Ich rate jedem ab, der den Job machen will. Er ist die Hölle. Man kann das mal machen, für ein paar Jahre, aber länger auch nicht. Und da ist das Problem: die Gesellschaft läßt einen nicht mehr raus. Der Grund? Medizinische Soziologie: Als Patient ist der definiert, der leidet. Der Helfer leidet nicht, sonst wäre er ja kein Helfer. Und wenn es keine Helfer gibt, wird den Patienten nicht geholfen. Und dann sterben alle - das ist zumindest die Schranke, die runtergeht in den Köpfen. Du solltest mal erleben wie aggressiv Leute darauf reagieren, wenn man anbringt, daß einem das oft zu schaffen macht. Und wie es der Teufel will: deartiges wird höchstens von den Leuten als Aufhänger benutzt, um mal selber auszupacken, wie ****e es ihnen doch geht. Du kannst am Rande des Selbstmordes stehen, Du wirst dann niedergeredet, mit dem Anführen von irgendwelchen MickyMausProblemen, wo Du Dir denkst, mein Gott, weißt Du überhaupt, was es für schreckliche Sachen gibt? Mir geht es gerade ****e! Und Du kommst mir hier mit querliegenden Fürzen! Begreifst Du überhaupt? Und Du redest mich hier in Grund und Boden!! Ich soll mit meinen Problemen hinter Deinen vergleichweise harmlosen zurücktreten!? Da echauffieren sich Leute darüber, daß das Kind jetzt einen schlimmen Schnupfen hat, nachdem ich gesagt habe, daß mir neulich ein Patient erstickt ist, qualvoll. Ich habe noch nicht mal ein Kind, das Schnupfen haben KÖNNTE, ich habe noch nicht mal eine Partnerin - wie auch bei dem Lebensgefühl! Aber auch wenn es mir hundmiserabel geht, soll ich immer noch für andere da sein, weil ich ja Pfleger bin. Auf Deutsch: ich bin Dreck.

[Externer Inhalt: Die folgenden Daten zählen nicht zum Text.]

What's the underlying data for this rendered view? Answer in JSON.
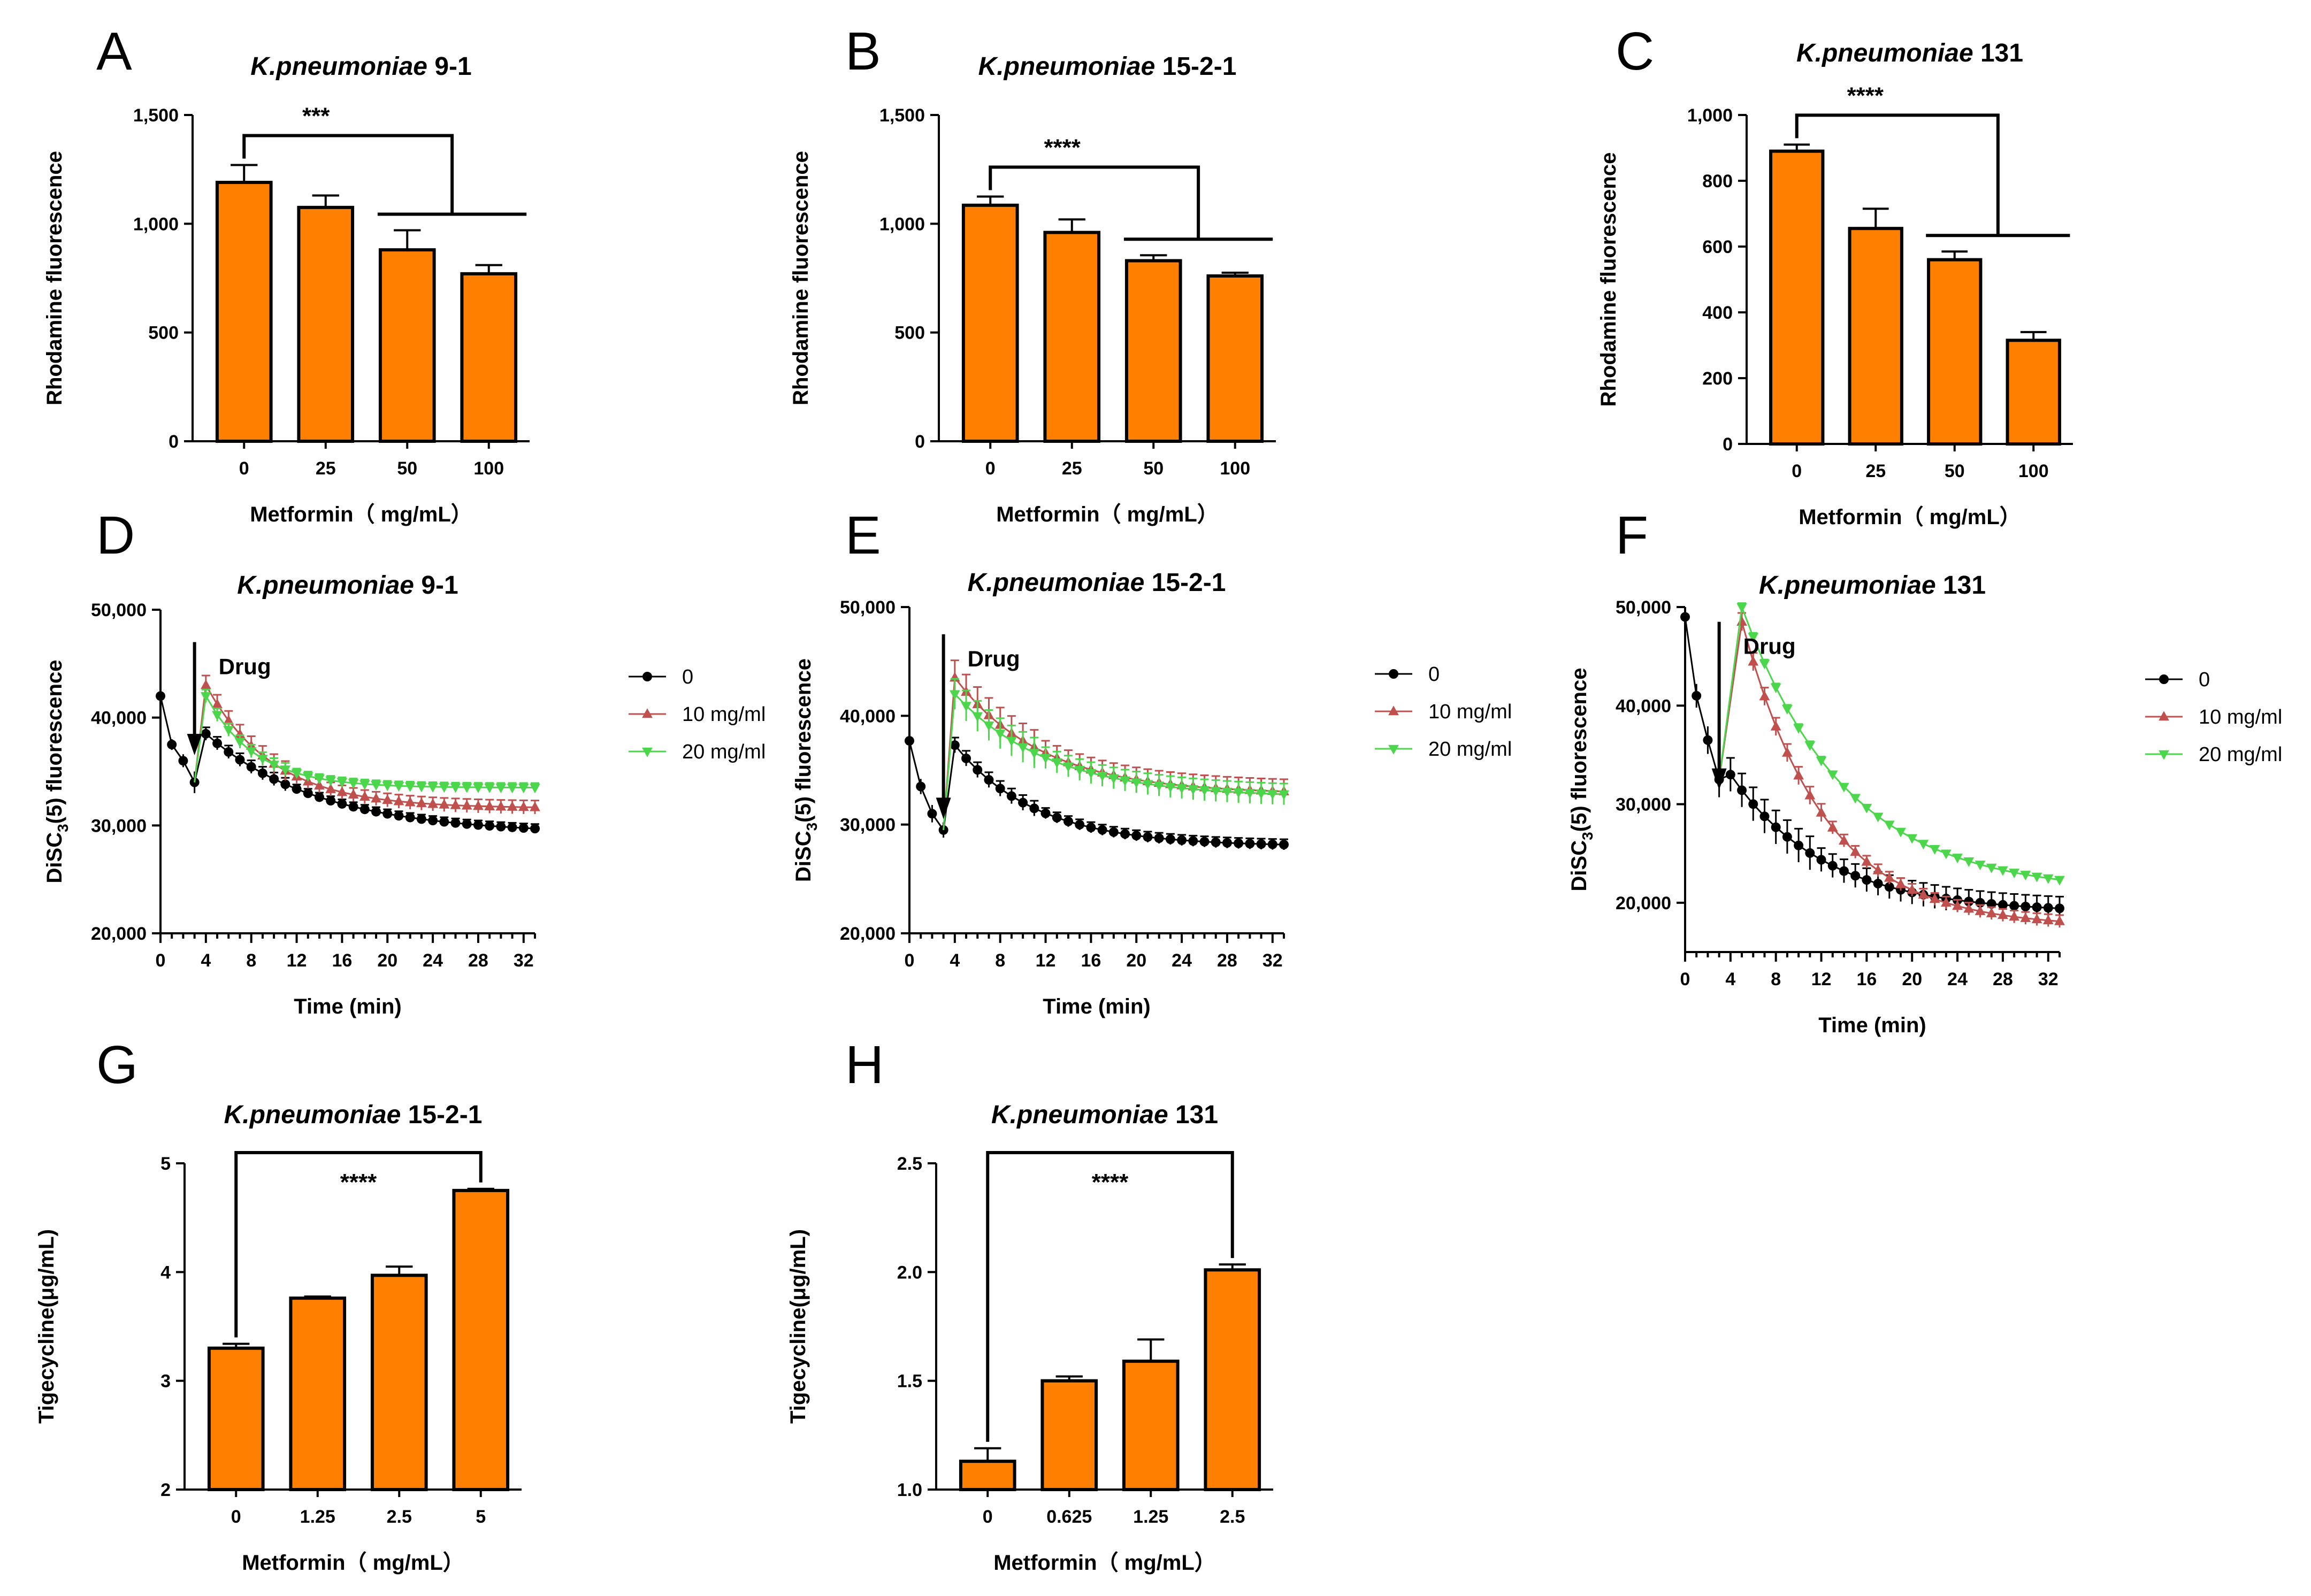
{
  "colors": {
    "bar": "#FF8000",
    "axis": "#000000",
    "series_0": "#000000",
    "series_10": "#C0504D",
    "series_20": "#4CD64C"
  },
  "chart_data": [
    {
      "id": "A",
      "type": "bar",
      "letter": "A",
      "title_italic": "K.pneumoniae",
      "title_rest": " 9-1",
      "xlabel": "Metformin（ mg/mL）",
      "ylabel": "Rhodamine fluorescence",
      "categories": [
        "0",
        "25",
        "50",
        "100"
      ],
      "values": [
        1190,
        1075,
        880,
        770
      ],
      "errors": [
        80,
        55,
        90,
        40
      ],
      "ylim": [
        0,
        1500
      ],
      "yticks": [
        0,
        500,
        1000,
        1500
      ],
      "yticklabels": [
        "0",
        "500",
        "1,000",
        "1,500"
      ],
      "sig": "***",
      "sig_type": "bracket_group"
    },
    {
      "id": "B",
      "type": "bar",
      "letter": "B",
      "title_italic": "K.pneumoniae",
      "title_rest": " 15-2-1",
      "xlabel": "Metformin（ mg/mL）",
      "ylabel": "Rhodamine fluorescence",
      "categories": [
        "0",
        "25",
        "50",
        "100"
      ],
      "values": [
        1085,
        960,
        830,
        760
      ],
      "errors": [
        40,
        60,
        25,
        15
      ],
      "ylim": [
        0,
        1500
      ],
      "yticks": [
        0,
        500,
        1000,
        1500
      ],
      "yticklabels": [
        "0",
        "500",
        "1,000",
        "1,500"
      ],
      "sig": "****",
      "sig_type": "bracket_group"
    },
    {
      "id": "C",
      "type": "bar",
      "letter": "C",
      "title_italic": "K.pneumoniae",
      "title_rest": " 131",
      "xlabel": "Metformin（ mg/mL）",
      "ylabel": "Rhodamine fluorescence",
      "categories": [
        "0",
        "25",
        "50",
        "100"
      ],
      "values": [
        890,
        655,
        560,
        315
      ],
      "errors": [
        20,
        60,
        25,
        25
      ],
      "ylim": [
        0,
        1000
      ],
      "yticks": [
        0,
        200,
        400,
        600,
        800,
        1000
      ],
      "yticklabels": [
        "0",
        "200",
        "400",
        "600",
        "800",
        "1,000"
      ],
      "sig": "****",
      "sig_type": "bracket_group"
    },
    {
      "id": "D",
      "type": "line",
      "letter": "D",
      "title_italic": "K.pneumoniae",
      "title_rest": " 9-1",
      "xlabel": "Time (min)",
      "ylabel_main": "DiSC",
      "ylabel_sub": "3",
      "ylabel_rest": "(5) fluorescence",
      "xlim": [
        0,
        33
      ],
      "xticks": [
        0,
        4,
        8,
        12,
        16,
        20,
        24,
        28,
        32
      ],
      "ylim": [
        20000,
        50000
      ],
      "yticks": [
        20000,
        30000,
        40000,
        50000
      ],
      "yticklabels": [
        "20,000",
        "30,000",
        "40,000",
        "50,000"
      ],
      "drug_label": "Drug",
      "drug_time": 3,
      "drug_arrow_top": 47000,
      "drug_arrow_bottom": 37000,
      "baseline": {
        "x": [
          0,
          1,
          2,
          3
        ],
        "y": [
          42000,
          37500,
          36000,
          34000
        ],
        "err": [
          600,
          500,
          600,
          1000
        ]
      },
      "series": [
        {
          "name": "0",
          "color": "#000000",
          "marker": "circle",
          "start": 38500,
          "end": 29200,
          "k": 0.1,
          "jump": 3000,
          "err": 600,
          "sp": 0
        },
        {
          "name": "10 mg/ml",
          "color": "#C0504D",
          "marker": "triangle-up",
          "start": 43000,
          "end": 31600,
          "k": 0.17,
          "jump": 3500,
          "err": 900,
          "sp": 0
        },
        {
          "name": "20 mg/ml",
          "color": "#4CD64C",
          "marker": "triangle-down",
          "start": 42000,
          "end": 33500,
          "k": 0.23,
          "jump": 0,
          "err": 600,
          "sp": 0
        }
      ],
      "legend": [
        "0",
        "10 mg/ml",
        "20 mg/ml"
      ]
    },
    {
      "id": "E",
      "type": "line",
      "letter": "E",
      "title_italic": "K.pneumoniae",
      "title_rest": " 15-2-1",
      "xlabel": "Time (min)",
      "ylabel_main": "DiSC",
      "ylabel_sub": "3",
      "ylabel_rest": "(5) fluorescence",
      "xlim": [
        0,
        33
      ],
      "xticks": [
        0,
        4,
        8,
        12,
        16,
        20,
        24,
        28,
        32
      ],
      "ylim": [
        20000,
        50000
      ],
      "yticks": [
        20000,
        30000,
        40000,
        50000
      ],
      "yticklabels": [
        "20,000",
        "30,000",
        "40,000",
        "50,000"
      ],
      "drug_label": "Drug",
      "drug_time": 3,
      "drug_arrow_top": 47500,
      "drug_arrow_bottom": 31000,
      "baseline": {
        "x": [
          0,
          1,
          2,
          3
        ],
        "y": [
          37700,
          33500,
          31000,
          29500
        ],
        "err": [
          800,
          700,
          800,
          700
        ]
      },
      "series": [
        {
          "name": "0",
          "color": "#000000",
          "marker": "circle",
          "start": 37300,
          "end": 28000,
          "k": 0.14,
          "jump": 0,
          "err": 700,
          "sp": 0
        },
        {
          "name": "10 mg/ml",
          "color": "#C0504D",
          "marker": "triangle-up",
          "start": 43500,
          "end": 32800,
          "k": 0.13,
          "jump": 0,
          "err": 1600,
          "sp": 0
        },
        {
          "name": "20 mg/ml",
          "color": "#4CD64C",
          "marker": "triangle-down",
          "start": 42000,
          "end": 32500,
          "k": 0.12,
          "jump": 0,
          "err": 1400,
          "sp": 0
        }
      ],
      "legend": [
        "0",
        "10 mg/ml",
        "20 mg/ml"
      ]
    },
    {
      "id": "F",
      "type": "line",
      "letter": "F",
      "title_italic": "K.pneumoniae",
      "title_rest": " 131",
      "xlabel": "Time (min)",
      "ylabel_main": "DiSC",
      "ylabel_sub": "3",
      "ylabel_rest": "(5) fluorescence",
      "xlim": [
        0,
        33
      ],
      "xticks": [
        0,
        4,
        8,
        12,
        16,
        20,
        24,
        28,
        32
      ],
      "ylim": [
        15000,
        50000
      ],
      "yticks": [
        20000,
        30000,
        40000,
        50000
      ],
      "yticklabels": [
        "20,000",
        "30,000",
        "40,000",
        "50,000"
      ],
      "drug_label": "Drug",
      "drug_time": 3,
      "drug_arrow_top": 48500,
      "drug_arrow_bottom": 32000,
      "baseline": {
        "x": [
          0,
          1,
          2,
          3
        ],
        "y": [
          49000,
          41000,
          36500,
          32500
        ],
        "err": [
          800,
          1200,
          1400,
          1800
        ]
      },
      "series": [
        {
          "name": "0",
          "color": "#000000",
          "marker": "circle",
          "start": 33000,
          "end": 19000,
          "k": 0.12,
          "jump": 0,
          "err": 1700,
          "sp": 0
        },
        {
          "name": "10 mg/ml",
          "color": "#C0504D",
          "marker": "triangle-up",
          "start": 48500,
          "end": 17500,
          "k": 0.14,
          "jump": 0,
          "err": 900,
          "sp": 1
        },
        {
          "name": "20 mg/ml",
          "color": "#4CD64C",
          "marker": "triangle-down",
          "start": 50000,
          "end": 21000,
          "k": 0.11,
          "jump": 0,
          "err": 400,
          "sp": 1
        }
      ],
      "legend": [
        "0",
        "10 mg/ml",
        "20 mg/ml"
      ]
    },
    {
      "id": "G",
      "type": "bar",
      "letter": "G",
      "title_italic": "K.pneumoniae",
      "title_rest": " 15-2-1",
      "xlabel": "Metformin（ mg/mL）",
      "ylabel": "Tigecycline(μg/mL)",
      "categories": [
        "0",
        "1.25",
        "2.5",
        "5"
      ],
      "values": [
        3.3,
        3.76,
        3.97,
        4.75
      ],
      "errors": [
        0.04,
        0.015,
        0.08,
        0.015
      ],
      "ylim": [
        2,
        5
      ],
      "yticks": [
        2,
        3,
        4,
        5
      ],
      "yticklabels": [
        "2",
        "3",
        "4",
        "5"
      ],
      "sig": "****",
      "sig_type": "bracket_pair"
    },
    {
      "id": "H",
      "type": "bar",
      "letter": "H",
      "title_italic": "K.pneumoniae",
      "title_rest": " 131",
      "xlabel": "Metformin（ mg/mL）",
      "ylabel": "Tigecycline(μg/mL)",
      "categories": [
        "0",
        "0.625",
        "1.25",
        "2.5"
      ],
      "values": [
        1.13,
        1.5,
        1.59,
        2.01
      ],
      "errors": [
        0.06,
        0.02,
        0.1,
        0.025
      ],
      "ylim": [
        1.0,
        2.5
      ],
      "yticks": [
        1.0,
        1.5,
        2.0,
        2.5
      ],
      "yticklabels": [
        "1.0",
        "1.5",
        "2.0",
        "2.5"
      ],
      "sig": "****",
      "sig_type": "bracket_pair"
    }
  ]
}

Als Pfleger hat man dann immer noch Müllemer zu sein für die Gesellschaft, denn das ist ja die Aufgabe. Ein Helfer ist kein Patient, kann es nicht sein, denn sonst würde das Gebilde zusammenbrechen. Und ein Pfleger, der nicht mehr kann, läßt alle im Stich - und ist damit ein Feind. Ein Todfeind! Ein Pfleger HAT zu können, eine Schwester auch. Eine Schwester kann immer noch schwanger werden, das ist "erlaubt" (oh, neues Leben, wie schön...), ei Pfleger nicht... Wie auch immer müssen Pflegepersonen immer erst an andere denken. Das ist die Rollenverteilung, ob es den Pflegenden nun paßt oder nicht.
Nie wieder würde ich, und wenn ich noch so gut bin oder je gewesen bin, Krankenpfleger werden! Nie!!